The dust has settled a bit and Boeing has released a statement connected with the recent Air Force One (AFO) commotion.
Let’s quote it as it’s not very long:
“We are currently under contract for $170 million to help determine the capabilities of these complex military aircraft that serve the unique requirements of the President of the United States. We look forward to working with the U.S. Air Force on subsequent phases of the program allowing us to deliver the best planes for the President at the best value for the American taxpayer.”
President elect tweeted that he likes a situation when Boeing earns money but not that much money. Then the news broke that the program will cost 4 billion dollars. It was neglected or confirmed based on the camp the reporting person was from. Than the media outlets started to dig here and there and found documents confirming the 4 billion dollar price.

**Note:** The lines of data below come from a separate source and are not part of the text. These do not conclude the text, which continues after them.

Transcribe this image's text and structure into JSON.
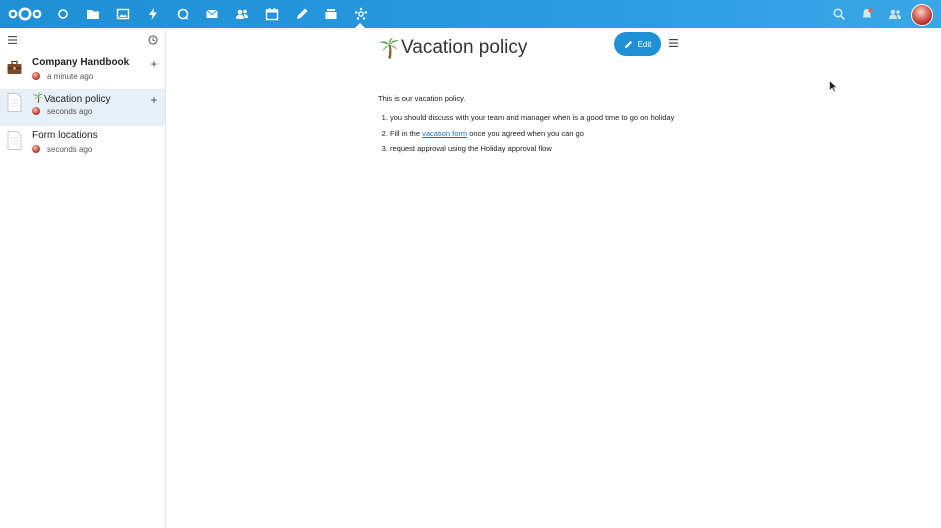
{
  "topbar": {
    "apps": [
      "dashboard-icon",
      "files-icon",
      "photos-icon",
      "activity-icon",
      "talk-icon",
      "mail-icon",
      "contacts-icon",
      "calendar-icon",
      "notes-icon",
      "deck-icon",
      "collectives-icon"
    ],
    "right": [
      "search-icon",
      "notifications-icon",
      "contacts-menu-icon",
      "user-avatar"
    ]
  },
  "sidebar": {
    "collections": [
      {
        "title": "Company Handbook",
        "time": "a minute ago"
      },
      {
        "title": "Vacation policy",
        "time": "seconds ago"
      },
      {
        "title": "Form locations",
        "time": "seconds ago"
      }
    ]
  },
  "page": {
    "title": "Vacation policy",
    "edit_label": "Edit",
    "intro": "This is our vacation policy.",
    "items": [
      {
        "text": "you should discuss with your team and manager when is a good time to go on holiday"
      },
      {
        "pre": "Fill in the ",
        "link": "vacation form",
        "post": " once you agreed when you can go"
      },
      {
        "text": "request approval using the Holiday approval flow"
      }
    ]
  },
  "colors": {
    "accent": "#1f8fd6",
    "header": "#2a9be0",
    "active_row": "#e8f0f7"
  }
}
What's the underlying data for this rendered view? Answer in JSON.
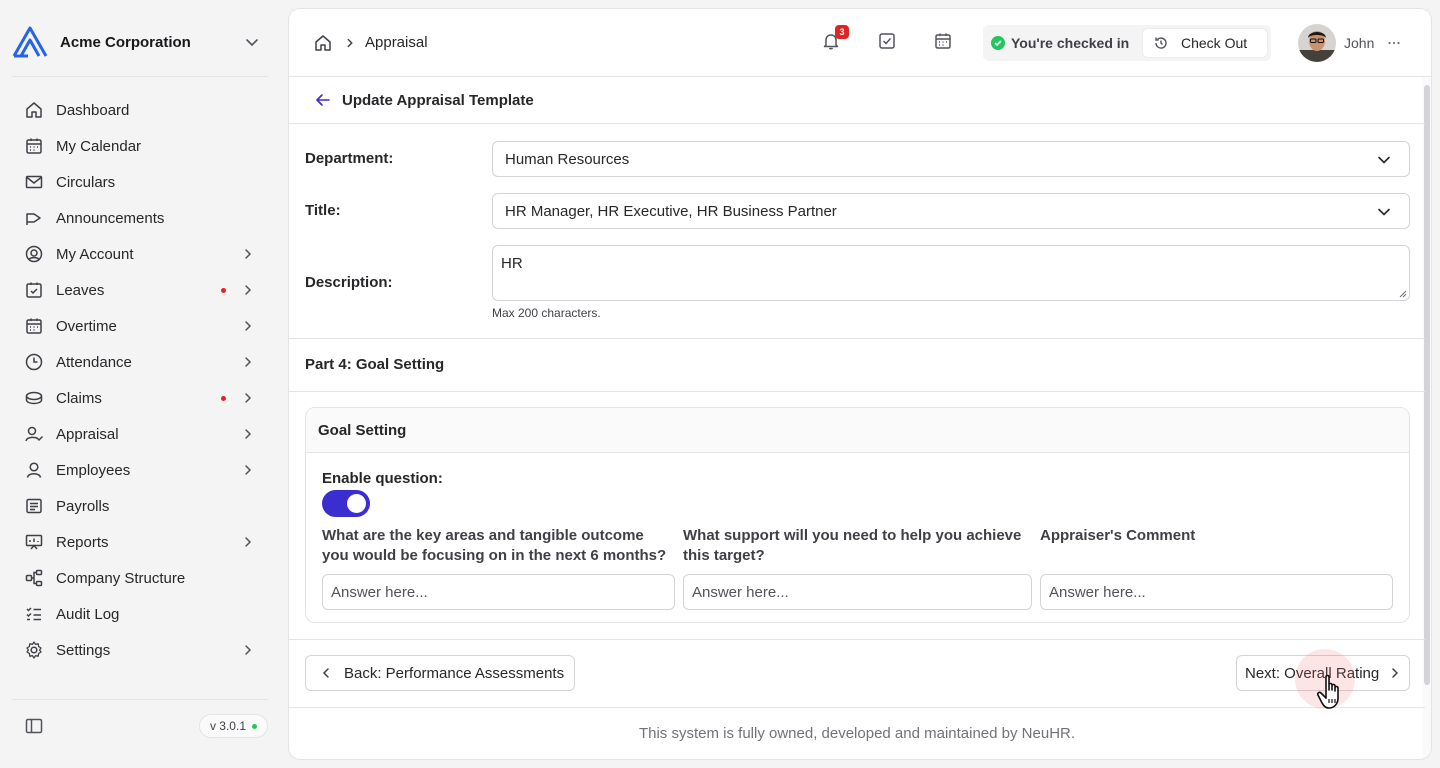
{
  "org": {
    "name": "Acme Corporation"
  },
  "nav": [
    {
      "label": "Dashboard",
      "icon": "home-icon"
    },
    {
      "label": "My Calendar",
      "icon": "calendar-icon"
    },
    {
      "label": "Circulars",
      "icon": "mail-icon"
    },
    {
      "label": "Announcements",
      "icon": "megaphone-icon"
    },
    {
      "label": "My Account",
      "icon": "user-circle-icon"
    },
    {
      "label": "Leaves",
      "icon": "calendar-check-icon"
    },
    {
      "label": "Overtime",
      "icon": "calendar-icon"
    },
    {
      "label": "Attendance",
      "icon": "clock-icon"
    },
    {
      "label": "Claims",
      "icon": "coins-icon"
    },
    {
      "label": "Appraisal",
      "icon": "user-check-icon"
    },
    {
      "label": "Employees",
      "icon": "user-icon"
    },
    {
      "label": "Payrolls",
      "icon": "receipt-icon"
    },
    {
      "label": "Reports",
      "icon": "presentation-icon"
    },
    {
      "label": "Company Structure",
      "icon": "org-chart-icon"
    },
    {
      "label": "Audit Log",
      "icon": "list-checks-icon"
    },
    {
      "label": "Settings",
      "icon": "gear-icon"
    }
  ],
  "version": "v 3.0.1",
  "header": {
    "breadcrumb": "Appraisal",
    "notification_count": "3",
    "checked_in_text": "You're checked in",
    "checkout_label": "Check Out",
    "user_name": "John"
  },
  "page": {
    "title": "Update Appraisal Template",
    "department_label": "Department:",
    "department_value": "Human Resources",
    "title_label": "Title:",
    "title_value": "HR Manager, HR Executive, HR Business Partner",
    "description_label": "Description:",
    "description_value": "HR",
    "description_hint": "Max 200 characters.",
    "section_title": "Part 4: Goal Setting"
  },
  "card": {
    "header": "Goal Setting",
    "enable_label": "Enable question:",
    "enabled": true,
    "questions": [
      {
        "label": "What are the key areas and tangible outcome you would be focusing on in the next 6 months?",
        "placeholder": "Answer here..."
      },
      {
        "label": "What support will you need to help you achieve this target?",
        "placeholder": "Answer here..."
      },
      {
        "label": "Appraiser's Comment",
        "placeholder": "Answer here..."
      }
    ]
  },
  "actions": {
    "back_label": "Back: Performance Assessments",
    "next_label": "Next: Overall Rating"
  },
  "footer": "This system is fully owned, developed and maintained by NeuHR.",
  "colors": {
    "accent": "#3b2ed0",
    "brand_logo": "#2563eb",
    "danger": "#dc2626",
    "success": "#22c55e"
  }
}
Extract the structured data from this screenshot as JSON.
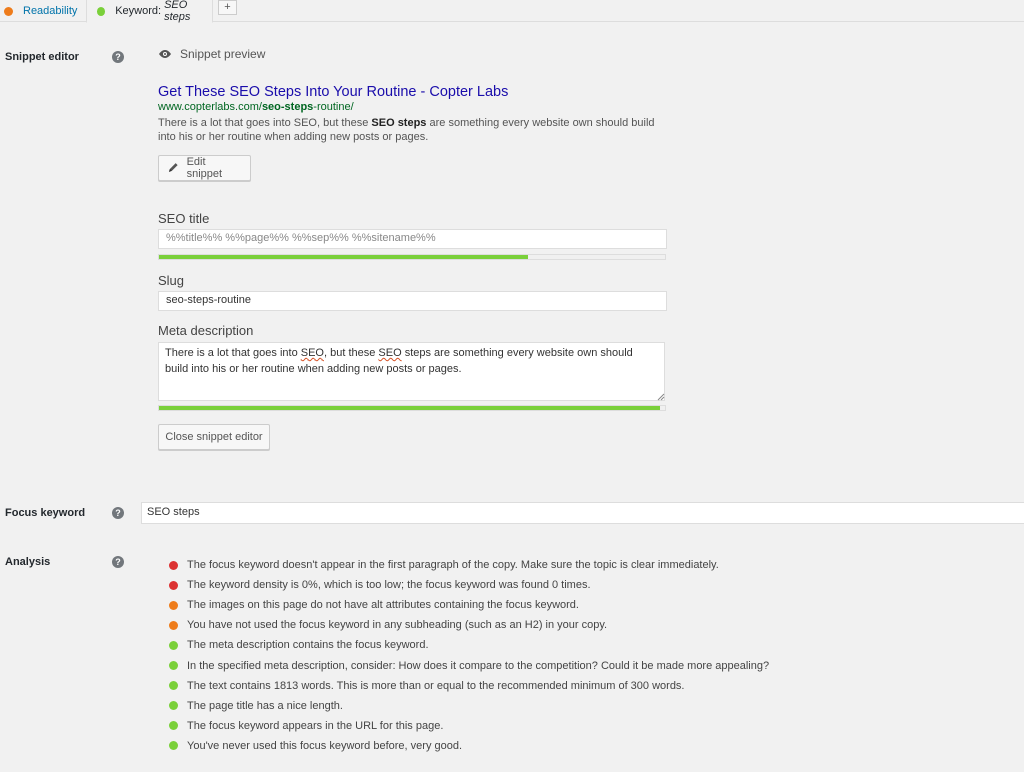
{
  "colors": {
    "good": "#7ad03a",
    "ok": "#ee7c1b",
    "bad": "#dc3232",
    "link": "#1a0dab",
    "url": "#006621"
  },
  "tabs": {
    "readability": {
      "label": "Readability",
      "status": "ok"
    },
    "keyword": {
      "prefix": "Keyword:",
      "value": "SEO steps",
      "status": "good"
    },
    "add_label": "+"
  },
  "snippet_editor": {
    "label": "Snippet editor",
    "help_icon": "?",
    "preview_label": "Snippet preview",
    "preview_icon": "eye-icon",
    "title": "Get These SEO Steps Into Your Routine - Copter Labs",
    "url_prefix": "www.copterlabs.com/",
    "url_bold": "seo-steps",
    "url_suffix": "-routine/",
    "desc_part1": "There is a lot that goes into SEO, but these ",
    "desc_bold": "SEO steps",
    "desc_part2": " are something every website own should build into his or her routine when adding new posts or pages.",
    "edit_button": "Edit snippet",
    "edit_icon": "pencil-icon",
    "seo_title_label": "SEO title",
    "seo_title_value": "%%title%% %%page%% %%sep%% %%sitename%%",
    "seo_title_progress": 0.73,
    "slug_label": "Slug",
    "slug_value": "seo-steps-routine",
    "meta_label": "Meta description",
    "meta_parts": [
      "There is a lot that goes into ",
      "SEO",
      ", but these ",
      "SEO",
      " steps are something every website own should build into his or her routine when adding new posts or pages."
    ],
    "meta_progress": 0.99,
    "close_button": "Close snippet editor"
  },
  "focus_keyword": {
    "label": "Focus keyword",
    "help_icon": "?",
    "value": "SEO steps"
  },
  "analysis": {
    "label": "Analysis",
    "help_icon": "?",
    "items": [
      {
        "status": "bad",
        "text": "The focus keyword doesn't appear in the first paragraph of the copy. Make sure the topic is clear immediately."
      },
      {
        "status": "bad",
        "text": "The keyword density is 0%, which is too low; the focus keyword was found 0 times."
      },
      {
        "status": "ok",
        "text": "The images on this page do not have alt attributes containing the focus keyword."
      },
      {
        "status": "ok",
        "text": "You have not used the focus keyword in any subheading (such as an H2) in your copy."
      },
      {
        "status": "good",
        "text": "The meta description contains the focus keyword."
      },
      {
        "status": "good",
        "text": "In the specified meta description, consider: How does it compare to the competition? Could it be made more appealing?"
      },
      {
        "status": "good",
        "text": "The text contains 1813 words. This is more than or equal to the recommended minimum of 300 words."
      },
      {
        "status": "good",
        "text": "The page title has a nice length."
      },
      {
        "status": "good",
        "text": "The focus keyword appears in the URL for this page."
      },
      {
        "status": "good",
        "text": "You've never used this focus keyword before, very good."
      }
    ]
  }
}
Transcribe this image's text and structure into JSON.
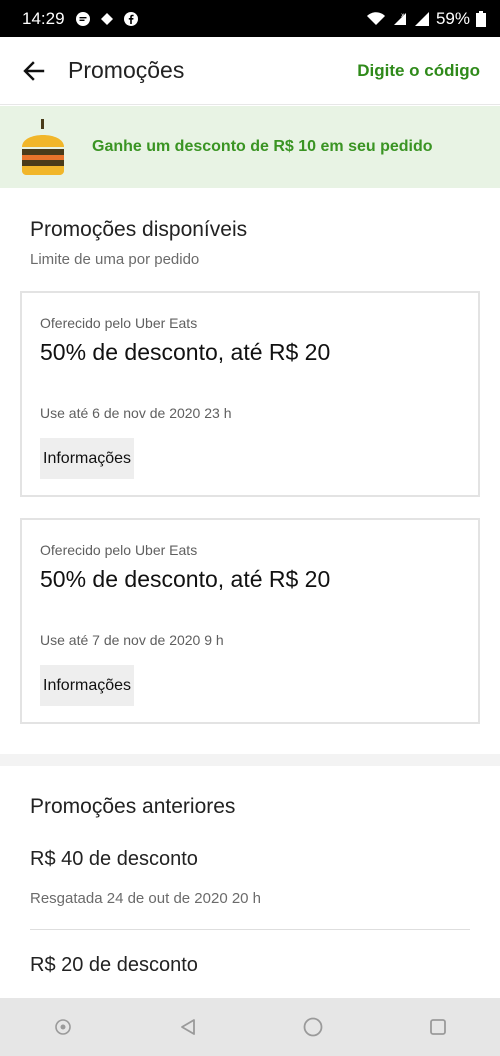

But why dig in Pentagon papers when everything is written in the Boeing statement?
Let’s have a look:
Boeing press team wrote that they are in a contract worth 170 million. Which is a lot less than 4 billion. But the interesting part comes later. The 170 million is to “help determine the capabilities” which means that there is a team within the government/army/Pentagon/USAF which sits at the drawing board and thinks about the new AFO. That group of people got some assistance form Boeing for the 170 million. This is normal because the producer knows it’s aircraft and the user knows what he wants to use. Together they can prepare a road map and the best possible solution. But… if we look how much costs just the “help” part we can easily multiply this because this is just “help”, not real tests, research, development etc. Of course the AFO wouldn’t be a brand new aircraft and would be based on proven concepts but let’s remember the Marine One failure.
I can not tell if 170 million is much or 4 billion is much if we want to prepare a project like AFO. I can only say that the numbers add up and 4 billion might be not enough.